Reputation: 183
I would like to ask how can I parallelize the following loop.
It is currently crashing. I tried to search and most answers show that the problem is that I am using std::vector
. I tried to make a fixed-sized std::vector
. But the application still crashes. Could you tell me what is wrong in the following loop?

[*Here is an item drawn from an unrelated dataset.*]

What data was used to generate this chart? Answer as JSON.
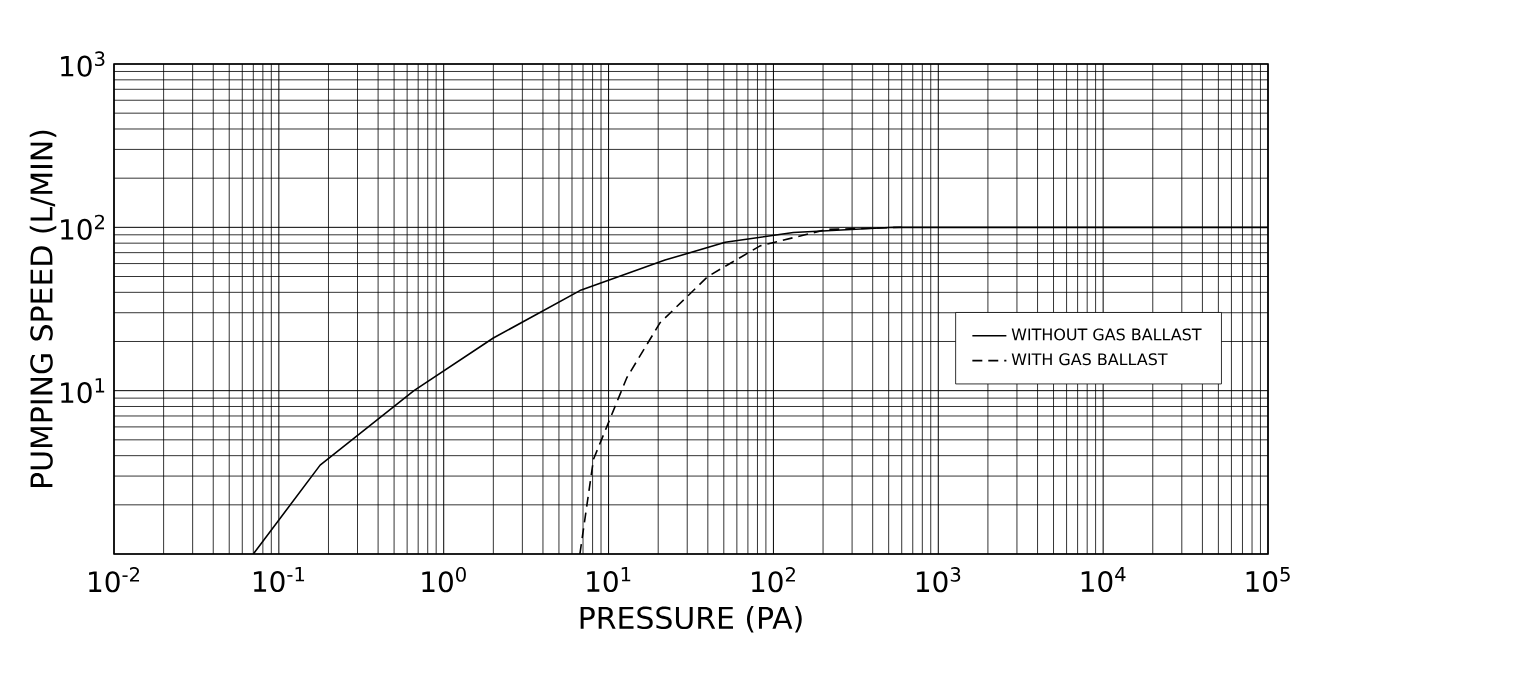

std::vector<int> a(pairsListFlags.size());
std::generate(a.begin(), a.end(), [n = 0]() mutable { return n++; });
std::for_each(std::execution::par_unseq, std::begin(a), std::end(a), [&](int i) {
int a = pairsList[i * 2];
int b = pairsList[i * 2 + 1];
if (getCollisionOpenNurbs(OBB[a], OBB[b])) { //Check OBB collision +4-6 ms
if (FaceFace(P[a], P[b], Pl[a], Pl[b])) {//Check polygon intersection +20 ms
pairsListFlags[i] = 1;
}
}
});
Upvotes: 0
Views: 1157
Reputation: 50338
Your problem is not embarrassingly parallel and so you should not use std::for_each
here (at least not without synchronisation mechanisms or atomics which would be inefficient). Instead, you can perform a reduction using std::reduce
. Here is an example:
std::vector<int> a(pairsListFlags.size());
std::generate(a.begin(), a.end(), [n = 0]() mutable { return n++; });
int counter = std::reduce(std::execution::par_unseq, std::begin(a), std::end(a), 0, [&](int i) {
int a = pairsList[i * 2];
int b = pairsList[i * 2 + 1];
if (getCollisionOpenNurbs(OBB[a], OBB[b])) { //Check OBB collision +4-6 ms
if (FaceFace(P[a], P[b], Pl[a], Pl[b])) { //Check polygon intersection +20 ms
pairsListFlags[i] = 1;
return 1;
}
}
return 0;
});
Note that you should be careful about false sharing on pairsListFlags
since it can decrease a bit the performance of the resulting code (but have no impact on the result).
Upvotes: 2